In the 1993 cult classic Groundhog Day, Phil Connors (Bill Murray) posed the question: ‘What would you do if you were stuck in one place and every day was exactly the same and nothing you did mattered?’
Depressingly, it must surely sum up the collective outlook of the world’s climate scientists for at least the past two decades. That frustration has been compounded lately by the ‘mixed bag’ of last month’s UN climate talks in Madrid, the continued assault on the scientific method by the administration of US President Donald Trump, and rolling climate-related global environmental catastrophes.

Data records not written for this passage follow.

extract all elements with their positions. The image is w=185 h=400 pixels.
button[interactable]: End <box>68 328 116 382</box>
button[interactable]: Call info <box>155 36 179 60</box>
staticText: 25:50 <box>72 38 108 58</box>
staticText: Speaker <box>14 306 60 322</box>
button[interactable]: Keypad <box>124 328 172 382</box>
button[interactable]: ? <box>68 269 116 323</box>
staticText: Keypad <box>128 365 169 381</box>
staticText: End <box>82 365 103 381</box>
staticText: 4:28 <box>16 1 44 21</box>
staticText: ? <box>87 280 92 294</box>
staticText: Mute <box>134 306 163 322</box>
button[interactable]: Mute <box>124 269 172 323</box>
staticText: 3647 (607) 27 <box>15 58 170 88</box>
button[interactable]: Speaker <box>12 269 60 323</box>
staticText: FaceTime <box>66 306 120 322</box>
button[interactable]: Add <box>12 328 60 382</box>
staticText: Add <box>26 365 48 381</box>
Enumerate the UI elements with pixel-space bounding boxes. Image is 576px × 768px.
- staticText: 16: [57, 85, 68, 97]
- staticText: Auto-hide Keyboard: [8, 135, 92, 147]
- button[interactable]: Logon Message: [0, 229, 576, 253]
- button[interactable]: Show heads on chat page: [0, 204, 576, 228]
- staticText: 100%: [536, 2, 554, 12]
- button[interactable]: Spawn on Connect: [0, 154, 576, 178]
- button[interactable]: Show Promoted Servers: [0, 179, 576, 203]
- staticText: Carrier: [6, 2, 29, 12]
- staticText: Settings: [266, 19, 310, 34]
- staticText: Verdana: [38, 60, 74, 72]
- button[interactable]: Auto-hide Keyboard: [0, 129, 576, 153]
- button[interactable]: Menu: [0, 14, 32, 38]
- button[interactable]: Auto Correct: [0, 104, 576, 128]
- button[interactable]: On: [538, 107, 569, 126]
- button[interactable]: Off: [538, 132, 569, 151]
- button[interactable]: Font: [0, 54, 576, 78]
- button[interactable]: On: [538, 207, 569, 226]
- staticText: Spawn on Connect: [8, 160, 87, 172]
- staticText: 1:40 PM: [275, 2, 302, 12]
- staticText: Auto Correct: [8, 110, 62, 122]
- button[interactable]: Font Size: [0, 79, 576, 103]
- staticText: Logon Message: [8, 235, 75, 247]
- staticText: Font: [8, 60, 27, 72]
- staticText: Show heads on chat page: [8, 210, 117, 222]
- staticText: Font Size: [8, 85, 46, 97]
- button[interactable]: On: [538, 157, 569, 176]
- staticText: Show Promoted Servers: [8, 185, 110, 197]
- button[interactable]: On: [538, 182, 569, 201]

Globally, 2019 was the second hottest year on record. The previous hottest was 2016, followed by 2015, 2017 and 2018. In Australia, 2019 was 1.52°C above the 1961–90 average—the country’s hottest on record. Rainfall across the continent was also the lowest since recordkeeping began. We have now arrived at a point where, without international action to reduce emissions, global average temperatures will be almost 5°C warmer within the lifetime of a child born today.

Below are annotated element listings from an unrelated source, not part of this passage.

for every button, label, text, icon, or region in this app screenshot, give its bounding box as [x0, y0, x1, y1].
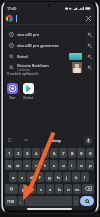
button[interactable]: a — [9, 172, 17, 182]
button[interactable] — [25, 196, 72, 206]
button[interactable]: Insert query — [87, 32, 93, 38]
staticText: 5 — [44, 150, 47, 156]
button[interactable]: r — [32, 160, 40, 170]
staticText: y — [22, 186, 25, 192]
staticText: e — [26, 162, 29, 168]
button[interactable]: e — [23, 160, 31, 170]
staticText: w — [16, 162, 20, 168]
button[interactable]: g — [45, 172, 53, 182]
button[interactable]: n — [64, 184, 72, 194]
button[interactable]: Backspace — [82, 184, 94, 194]
staticText: . — [75, 198, 77, 204]
staticText: Victoria Beckham — [17, 63, 49, 68]
staticText: f — [39, 174, 41, 180]
button[interactable]: p — [86, 160, 94, 170]
button[interactable]: q — [5, 160, 13, 170]
staticText: b — [58, 186, 61, 192]
button[interactable]: vivo x80 pro — [4, 29, 95, 40]
button[interactable]: y — [19, 184, 27, 194]
button[interactable]: w — [14, 160, 22, 170]
staticText: 6 — [53, 150, 56, 156]
staticText: vivo x80 pro — [17, 32, 40, 37]
staticText: j — [66, 174, 68, 180]
button[interactable]: Shift — [5, 184, 18, 194]
button[interactable]: b — [55, 184, 63, 194]
button[interactable]: 8 — [68, 148, 76, 158]
button[interactable]: o — [77, 160, 85, 170]
staticText: 2 — [17, 150, 20, 156]
staticText: v — [49, 186, 52, 192]
staticText: vivo x80 pro gsmarena — [17, 43, 59, 48]
button[interactable]: s — [18, 172, 26, 182]
button[interactable]: Emoji — [6, 136, 14, 144]
staticText: g — [48, 174, 51, 180]
staticText: p — [89, 162, 92, 168]
staticText: 7 — [62, 150, 65, 156]
button[interactable]: 4 — [32, 148, 40, 158]
button[interactable]: k — [72, 172, 80, 182]
button[interactable]: m — [73, 184, 81, 194]
staticText: 1 — [8, 150, 11, 156]
button[interactable]: Expand — [22, 136, 30, 144]
button[interactable]: v — [46, 184, 54, 194]
staticText: 4 — [35, 150, 38, 156]
button[interactable]: l — [81, 172, 89, 182]
staticText: u — [62, 162, 65, 168]
button[interactable]: 7 — [59, 148, 67, 158]
button[interactable]: h — [54, 172, 62, 182]
button[interactable]: Insert query — [87, 65, 93, 71]
staticText: 3 — [26, 150, 29, 156]
staticText: k — [75, 174, 78, 180]
staticText: t — [44, 162, 46, 168]
button[interactable]: vivo x80 pro gsmarena — [4, 40, 95, 51]
staticText: n — [67, 186, 70, 192]
staticText: ?123 — [7, 199, 15, 204]
staticText: l — [84, 174, 86, 180]
button[interactable]: d — [27, 172, 35, 182]
button[interactable]: Victoria Beckham — [4, 62, 95, 73]
button[interactable]: Insert query — [87, 54, 93, 60]
button[interactable]: x — [28, 184, 36, 194]
staticText: a — [12, 174, 15, 180]
button[interactable]: . — [73, 196, 79, 206]
staticText: Celebrita — [17, 68, 30, 72]
staticText: i — [71, 162, 73, 168]
button[interactable]: Obchod Play — [23, 83, 34, 100]
button[interactable]: Voice input — [84, 136, 93, 145]
button[interactable]: Search — [80, 196, 94, 206]
button[interactable]: i — [68, 160, 76, 170]
button[interactable]: Clear — [84, 14, 93, 23]
button[interactable]: 9 — [77, 148, 85, 158]
staticText: 8 — [71, 150, 74, 156]
button[interactable]: z — [50, 160, 58, 170]
staticText: Viber — [9, 96, 16, 100]
staticText: Obchod Play — [23, 96, 34, 100]
button[interactable]: u — [59, 160, 67, 170]
staticText: , — [20, 198, 22, 204]
button[interactable]: t — [41, 160, 49, 170]
staticText: h — [57, 174, 60, 180]
staticText: 17:40 — [7, 6, 17, 11]
button[interactable]: Voted — [4, 51, 95, 62]
button[interactable]: Insert query — [87, 43, 93, 49]
button[interactable]: c — [37, 184, 45, 194]
button[interactable]: ?123 — [5, 196, 17, 206]
button[interactable]: Clear — [4, 12, 95, 24]
button[interactable]: 0 — [86, 148, 94, 158]
button[interactable]: f — [36, 172, 44, 182]
button[interactable]: j — [63, 172, 71, 182]
button[interactable]: Viber — [7, 83, 18, 100]
button[interactable]: 2 — [14, 148, 22, 158]
staticText: m — [75, 186, 80, 192]
staticText: x — [31, 186, 34, 192]
button[interactable]: 3 — [23, 148, 31, 158]
staticText: 9 — [80, 150, 83, 156]
button[interactable]: 1 — [5, 148, 13, 158]
button[interactable]: 6 — [50, 148, 58, 158]
button[interactable]: , — [18, 196, 24, 206]
staticText: 0 — [89, 150, 92, 156]
staticText: q — [8, 162, 11, 168]
staticText: r — [35, 162, 37, 168]
button[interactable]: 5 — [41, 148, 49, 158]
staticText: o — [80, 162, 83, 168]
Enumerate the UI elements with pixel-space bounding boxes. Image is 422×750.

The bushfire crisis that’s unfolding across Australia provides some insight into what that dystopian world will look like. So far, 27 people have died, more than 100,000 livestock have been killed, and at least a billion native animals have perished as an area larger than South Korea has been burned. The Australian Defence Force has been deployed en masse at the behest of the National Security Committee of cabinet. What was meant to be tomorrow’s security problem has been catapulted into the here and now.
Our home front has become the climate front line. Slowly—inexorably—climate change is permeating regional security architectures and its institutions.
Rising emissions will result in a more unstable and insecure world that will have far-reaching human, national and international security consequences. Military forces—as in the current bushfire crisis—will be increasingly called upon to respond. Limits will be reached and then stretched when multiple climate crisis events occur simultaneously, especially when overlaid with concurrent traditional ‘hard’ security commitments. It will require new thinking about defence force structures, capability and equipment choices, and training regimes.
Building on the 2018 Boe Declaration on Regional Security (and its affirmation in 2019), the region’s defence forces have become more active in their efforts to respond to climate change.
A gathering of South Pacific defence ministers in May acknowledged the Boe Declaration and emphasised the unique and important role of defence forces in dealing with climate change. Developments at the meeting included a proposal to explore how defence forces can support mitigation efforts. Another was New Zealand’s proposal to hold a defence working group meeting in 2020 focused solely on climate change.
That the New Zealand Defence Force should put its hand up comes as no surprise. It has arguably emerged as one of the world’s leading militaries when it comes to developing a clear strategic response to the climate emergency and promoting global recognition of climate change as a security risk.
Building on its November 2018 defence assessment, The climate crisis: defence readiness and responsibilities, in December 2019, the New Zealand government released an implementation plan titled Responding to the climate crisis. The plan puts the meat on the bone of the NZDF climate response, under four pillars: respond, adapt, mitigate and engage.
While some of the initiatives are business as usual, and some are new, it is the first time the totality of NZDF measures have been presented as a single, coordinated defence response to the threats of climate change. Few militaries have done this.
Initiatives outlined in the plan include developing climate risk assessments and adaptation plans for bases and training areas, embedding climate change considerations into planning for the defence estate and infrastructure, harnessing the Defence Technology Agency to analyse and better understand the operating environment of the Southern Ocean and Ross Sea, acquiring dual-use and multirole military capabilities in support of increased climate-related humanitarian and disaster relief operations, and placing an increased focus on emissions accounting, emissions reduction and energy efficiency.
As the plan notes, it is something of a first cut and the beginning of what will be a long and iterative journey that seeks to ‘grow best practice and raise our ambition over time’. In pursuit of best practice, they would do well to consider the ‘responsibility to prepare and prevent’, a climate security governance framework developed by the Center for Climate and Security and presented at the UN Security Council.
Importantly, the NZDF is also emboldened to take a regional and international lead on embedding and discussing climate security at the highest political-military levels and security forums, including a climate seminar with its ASEAN counterparts later this year. This is bound to have a galvanising effect, bringing confidence to communities across the Pacific that climate change is indeed seen to require a whole-of-society effort.
The military too can be said to be joining the war effort that will be required to combat climate change. The NZDF has set the bar for other defence forces on developing a coherent strategic response to the climate emergency. This is not insignificant, since the politicisation of climate change has often meant that apolitical institutions (such as militaries) have been snookered into lacking a public voice or, worse, being perceived as doing nothing.
Despite recognition at the highest levels and the 2018 Australian Senate inquiry into the national security implications of climate change, the ADF has not been afforded the same degree of movement to act as the NZDF has had on climate change.
The bushfire crisis may be the moment that opens genuine but critically honest policy debate on climate change in Australia, including for the Department of Defence. For ideas on what its response might look like, the ADF could do worse than turn to its Kiwi partner.